AIR Zimbabwe has announced resumption of the flights into Dar es Salaam from next week, a decision which has been roundly criticized as “senseless” because Tanzanian authorities have not been transparency about their COVID-19 mitigation strategy.
Tanzania is one of the countries in the world which has been in denial mode over the coronavirus pandemic, with its leader John Magufuli expressing what many health experts have described as bizarre and unfortunate remarks about COVID-19.
In its statement this Friday, Air Zimbabwe says it is resuming flights between Harare and Dar es Salaam on 2 March, flying every Tuesday and Saturday.
“The fare starts from US$410 return and US$230 one way. A COVID-19 PCR negative test certificate is required,” the airline highlighted.
Former Foreign Affairs Minister Walter Mzembi said Air Zimbabwe was making a “stupid move” which could reverse the gains the country had made over the past seven weeks of a hard national lockdown.
“Until Tanzania is transparent with its National COVID-19 Mitigation Strategy and fully acknowledging this pandemic and sharing statistics with the region this is a stupid move,” said Mzembi.
Walter Mzembi, former Cabinet Minister
U.K.-based Zimbabwean lawyer and academic, Alex Magaisa, labelled the move by Air Zimbabwe as reckless.
“Quite reckless given Tanzania’s ridiculous approach to the pandemic. Why insist on vaccinations (which I agree with by the way) and still allow travel to and from a country whose leadership has such a primitive attitude towards the pandemic?” said Magaisa.
Alex Magaisa, international lawyer and academic
Lawyer and social and political commentator Siphosami Malunga also expressed concern over the resumption of flights.
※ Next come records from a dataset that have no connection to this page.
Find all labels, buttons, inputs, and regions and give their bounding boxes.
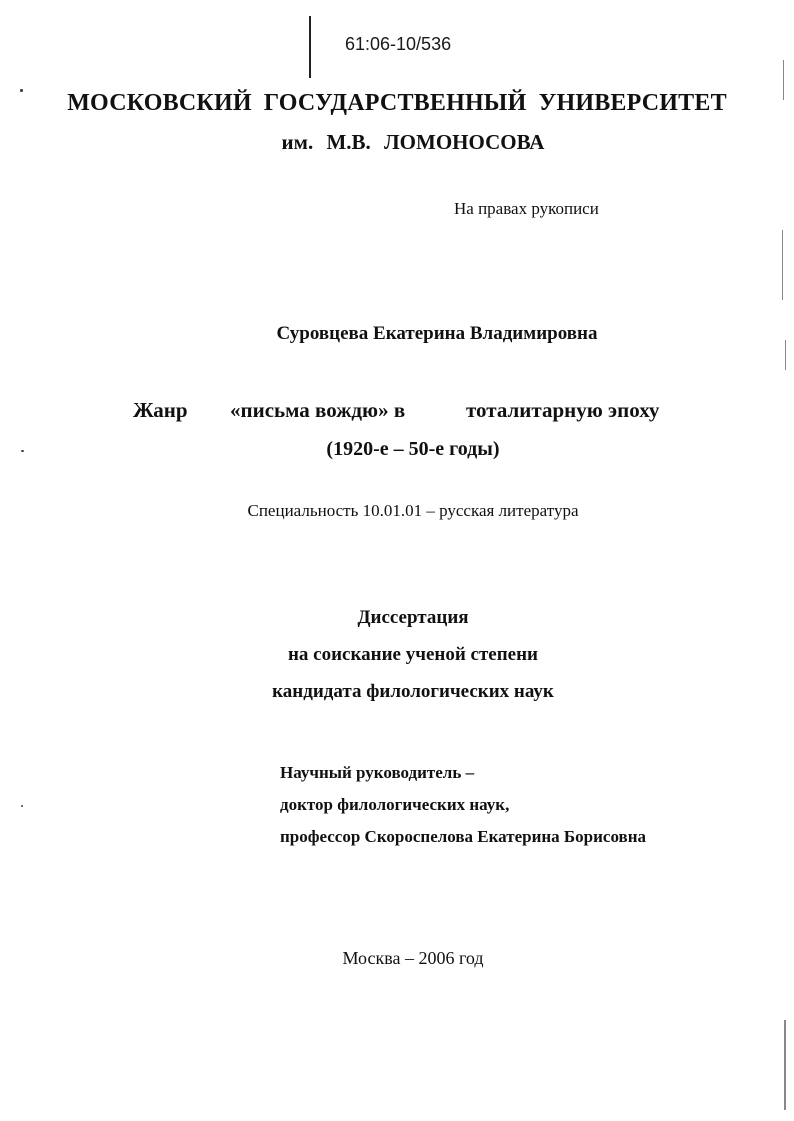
supervisor-name: профессор Скороспелова Екатерина Борисовна <box>280 827 647 846</box>
thesis-title-part-1: Жанр <box>133 398 188 422</box>
thesis-title-part-2: «письма вождю» в <box>230 398 406 422</box>
scan-speck <box>21 805 23 807</box>
scan-speck <box>20 89 23 92</box>
scan-edge-mark <box>785 340 786 370</box>
dissertation-heading: Диссертация <box>357 607 469 628</box>
scan-edge-mark <box>782 230 783 300</box>
specialty-line: Специальность 10.01.01 – русская литература <box>247 501 579 520</box>
scan-edge-mark <box>784 1020 786 1110</box>
scan-edge-mark <box>783 60 784 100</box>
supervisor-heading: Научный руководитель – <box>280 763 475 782</box>
dissertation-degree-line: на соискание ученой степени <box>287 644 538 665</box>
stamp-divider-line <box>309 16 311 78</box>
thesis-title-part-3: тоталитарную эпоху <box>466 398 660 422</box>
dissertation-field-line: кандидата филологических наук <box>272 681 554 702</box>
manuscript-note: На правах рукописи <box>454 199 599 218</box>
university-name: МОСКОВСКИЙ ГОСУДАРСТВЕННЫЙ УНИВЕРСИТЕТ <box>67 90 727 116</box>
author-name: Суровцева Екатерина Владимировна <box>276 323 598 344</box>
catalog-stamp-code: 61:06-10/536 <box>345 34 452 54</box>
city-year: Москва – 2006 год <box>342 948 484 968</box>
scan-speck <box>21 450 24 452</box>
supervisor-degree: доктор филологических наук, <box>280 795 510 814</box>
university-named-after: им. М.В. ЛОМОНОСОВА <box>281 130 545 154</box>
thesis-title-years: (1920-е – 50-е годы) <box>326 438 500 460</box>
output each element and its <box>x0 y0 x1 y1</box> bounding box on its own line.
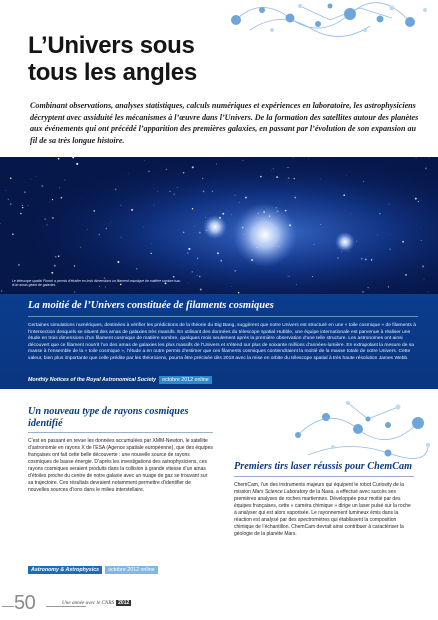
star <box>166 169 167 170</box>
article-chemcam-body <box>234 482 414 538</box>
star <box>402 241 404 243</box>
star <box>10 203 11 204</box>
star <box>65 179 66 180</box>
star <box>251 259 253 261</box>
star <box>239 202 240 203</box>
star <box>197 258 198 259</box>
star <box>285 210 287 212</box>
star <box>421 240 422 241</box>
footer-publication <box>62 600 131 606</box>
star <box>220 260 221 261</box>
page-number: 50 <box>14 592 36 614</box>
star <box>52 199 53 200</box>
star <box>108 223 109 224</box>
star <box>183 172 184 173</box>
star <box>205 217 206 218</box>
star <box>361 258 362 259</box>
star <box>203 191 205 193</box>
intro-paragraph: Combinant observations, analyses statistiques, calculs numériques et expériences en laboratoire, les astrophysiciens décryptent avec assiduité les mécanismes à l’œuvre dans l’Univers. De la formation des satellites autour des planètes aux événements qui ont précédé l’apparition des premières galaxies, en passant par l’évolution de son expansion au fil de sa très longue histoire. <box>30 101 419 145</box>
star <box>377 235 378 236</box>
article-cosmic-rays-source-date: octobre 2012 online <box>105 566 158 574</box>
star <box>74 291 75 292</box>
star <box>276 207 277 208</box>
star <box>321 179 322 180</box>
star <box>58 255 59 256</box>
star <box>212 191 213 192</box>
star <box>312 276 313 277</box>
star <box>12 233 14 235</box>
star <box>219 217 221 219</box>
star <box>217 252 219 254</box>
star <box>192 208 193 209</box>
star <box>111 222 112 223</box>
star <box>170 191 171 192</box>
star <box>145 161 146 162</box>
star <box>49 202 50 203</box>
feature-title: La moitié de l’Univers constituée de filaments cosmiques <box>28 300 274 311</box>
star <box>243 234 244 235</box>
star <box>136 268 137 269</box>
star <box>93 210 95 212</box>
star <box>289 276 290 277</box>
star <box>365 259 367 261</box>
star <box>418 201 419 202</box>
star <box>34 277 35 278</box>
star <box>197 275 198 276</box>
star <box>234 270 236 272</box>
article-cosmic-rays-source-name: Astronomy & Astrophysics <box>28 566 102 574</box>
star <box>346 175 347 176</box>
image-caption: Le télescope spatial Planck a permis d’étudier en trois dimensions un filament cosmique de matière sombre issu d’un amas géant de galaxies. <box>12 279 181 288</box>
star <box>10 177 12 179</box>
star <box>106 228 107 229</box>
star <box>222 213 224 215</box>
star <box>157 191 158 192</box>
footer-year-badge: 2012 <box>118 600 130 606</box>
star <box>294 197 296 199</box>
molecule-doodle-bottom <box>288 395 438 470</box>
star <box>389 204 390 205</box>
star <box>128 174 129 175</box>
star <box>76 163 78 165</box>
star <box>287 167 288 168</box>
article-cosmic-rays <box>28 406 213 494</box>
article-cosmic-rays-source <box>28 566 158 574</box>
star <box>143 227 144 228</box>
feature-divider <box>28 316 418 317</box>
star <box>192 166 194 168</box>
star <box>294 178 295 179</box>
article-cosmic-rays-divider <box>28 432 213 433</box>
star <box>131 209 133 211</box>
star <box>348 252 349 253</box>
title-container <box>28 32 228 86</box>
star <box>245 197 247 199</box>
star <box>428 291 429 292</box>
star <box>115 189 117 191</box>
star <box>154 205 155 206</box>
star <box>80 247 81 248</box>
star <box>41 185 43 187</box>
star <box>188 283 189 284</box>
star <box>269 215 270 216</box>
star <box>51 272 53 274</box>
star <box>120 205 121 206</box>
star <box>351 213 352 214</box>
star <box>363 181 364 182</box>
star <box>256 217 257 218</box>
star <box>405 274 407 276</box>
star <box>151 243 152 244</box>
star <box>293 157 294 158</box>
galaxy-field-image <box>0 157 438 294</box>
star <box>260 176 262 178</box>
star <box>59 187 60 188</box>
star <box>279 246 280 247</box>
article-chemcam <box>234 461 414 538</box>
star <box>174 193 175 194</box>
star <box>74 265 75 266</box>
article-cosmic-rays-body: C’est en passant en revue les données accumulées par XMM-Newton, le satellite d’astronomie en rayons X de l’ESA (Agence spatiale européenne), que des équipes françaises ont fait cette belle découverte : une nouvelle source de rayons cosmiques de basse énergie. D’après les investigations des astrophysiciens, ces rayons cosmiques seraient produits dans la collision à grande vitesse d’un amas d’étoiles proche du centre de notre galaxie avec un nuage de gaz se trouvant sur sa trajectoire. Ces résultats devraient notamment permettre d’identifier de nouvelles sources d’ions dans le milieu interstellaire. <box>28 438 213 493</box>
star <box>289 224 291 226</box>
star <box>44 218 46 220</box>
star <box>371 259 372 260</box>
star <box>35 176 36 177</box>
star <box>390 249 391 250</box>
star <box>368 287 369 288</box>
star <box>379 213 380 214</box>
star <box>31 179 32 180</box>
article-chemcam-mission-name: Mars Science Laboratory <box>252 488 308 495</box>
star <box>337 257 339 259</box>
star <box>206 230 208 232</box>
star <box>46 224 47 225</box>
star <box>54 265 56 267</box>
star <box>276 176 278 178</box>
star <box>415 198 417 200</box>
star <box>422 265 424 267</box>
star <box>215 234 216 235</box>
star <box>320 224 321 225</box>
star <box>8 199 10 201</box>
star <box>121 237 122 238</box>
star <box>28 205 29 206</box>
star <box>273 168 274 169</box>
star <box>20 213 22 215</box>
footer-rule-left <box>2 606 14 607</box>
star <box>256 247 257 248</box>
star <box>202 178 203 179</box>
star <box>429 157 430 158</box>
star <box>173 276 175 278</box>
star <box>425 167 427 169</box>
star <box>391 235 392 236</box>
star <box>258 213 259 214</box>
star <box>343 194 345 196</box>
star <box>87 229 88 230</box>
star <box>216 164 217 165</box>
star <box>288 276 289 277</box>
star <box>99 234 101 236</box>
star <box>199 276 200 277</box>
feature-body: Certaines simulations numériques, destinées à vérifier les prédictions de la théorie du Big Bang, suggèrent que notre Univers est structuré en une « toile cosmique » de filaments à l’intersection desquels se situent des amas de galaxies très massifs. En utilisant des données du télescope spatial Hubble, une équipe internationale est parvenue à réaliser une étude en trois dimensions d’un filament cosmique de matière sombre, quelques mois seulement après la première observation d’une telle structure. Les astronomes ont ainsi découvert que ce filament nourrit l’un des amas de galaxies les plus massifs de l’Univers et s’étend sur plus de soixante millions d’années-lumière. En extrapolant la mesure de sa masse à l’ensemble de la « toile cosmique », l’étude a en outre permis d’estimer que ces filaments cosmiques contiendraient la moitié de la masse totale de notre Univers. Cette valeur, bien plus importante que celle prédite par les théoriciens, pourra être précisée dès 2018 avec la mise en orbite du télescope spatial à très haute résolution James Webb. <box>28 323 416 361</box>
star <box>424 279 425 280</box>
star <box>388 286 389 287</box>
star <box>61 197 63 199</box>
star <box>188 248 190 250</box>
article-chemcam-title: Premiers tirs laser réussis pour ChemCam <box>234 461 413 472</box>
star <box>314 244 315 245</box>
star <box>235 195 236 196</box>
article-chemcam-body-part2: de la Nasa, a effectué avec succès ses premières analyses de roches martiennes. Développée pour moitié par des équipes françaises, cette « caméra chimique » dirige un laser pulsé sur la roche à analyser qui est alors vaporisée. Le rayonnement lumineux émis dans la réaction est analysé par des spectromètres qui établissent la composition chimique de l’échantillon. ChemCam devrait ainsi contribuer à caractériser la géologie de la planète Mars. <box>234 488 411 537</box>
star <box>187 252 189 254</box>
star <box>362 291 364 293</box>
star <box>192 271 193 272</box>
star <box>1 290 3 292</box>
star <box>177 187 178 188</box>
star <box>74 162 75 163</box>
star <box>199 232 201 234</box>
star <box>200 289 202 291</box>
star <box>242 227 244 229</box>
starfield-graphic <box>0 157 438 294</box>
star <box>22 205 23 206</box>
article-cosmic-rays-title: Un nouveau type de rayons cosmiques identifié <box>28 406 189 429</box>
star <box>6 190 7 191</box>
star <box>288 177 290 179</box>
feature-source-name: Monthly Notices of the Royal Astronomical Society <box>28 376 157 383</box>
star <box>148 171 150 173</box>
star <box>22 207 23 208</box>
star <box>194 226 195 227</box>
star <box>356 241 357 242</box>
star <box>341 252 342 253</box>
feature-source-date: octobre 2012 online <box>159 376 212 384</box>
star <box>24 192 25 193</box>
page-title: L’Univers sous tous les angles <box>28 32 197 86</box>
star <box>18 264 20 266</box>
star <box>151 253 152 254</box>
star <box>58 158 60 160</box>
star <box>117 261 119 263</box>
star <box>242 160 243 161</box>
star <box>183 232 185 234</box>
star <box>308 159 309 160</box>
star <box>55 256 57 258</box>
article-chemcam-body-part1: ChemCam, l’un des instruments majeurs qui équipent le robot Curiosity de la mission <box>234 481 405 495</box>
star <box>231 286 232 287</box>
star <box>267 209 268 210</box>
star <box>231 214 232 215</box>
footer-rule-right <box>46 606 86 607</box>
article-chemcam-divider <box>234 476 414 477</box>
feature-source <box>28 375 212 384</box>
star <box>277 210 279 212</box>
star <box>296 284 297 285</box>
star <box>263 211 265 213</box>
star <box>271 170 272 171</box>
star <box>52 217 54 219</box>
footer-publication-name: Une année avec le CNRS <box>62 600 115 606</box>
He urged citizens to make informed decisions and where possible, shun the flights to protect themselves.
“Honestly speaking, with Tanzania’s handling of COVID-19, I don’t see why anyone would be opening up weekly, let alone any flights there. It’s reckless endangerment. I guess it’s ultimately up to individuals to decide on the risks.”
Siphosami Malunga, lawyer
Other views canvassed by the Zimbabwe Voice showed that Zimbabweans believe the move by Air Zimbabwe was guided by political and business considerations and not by science.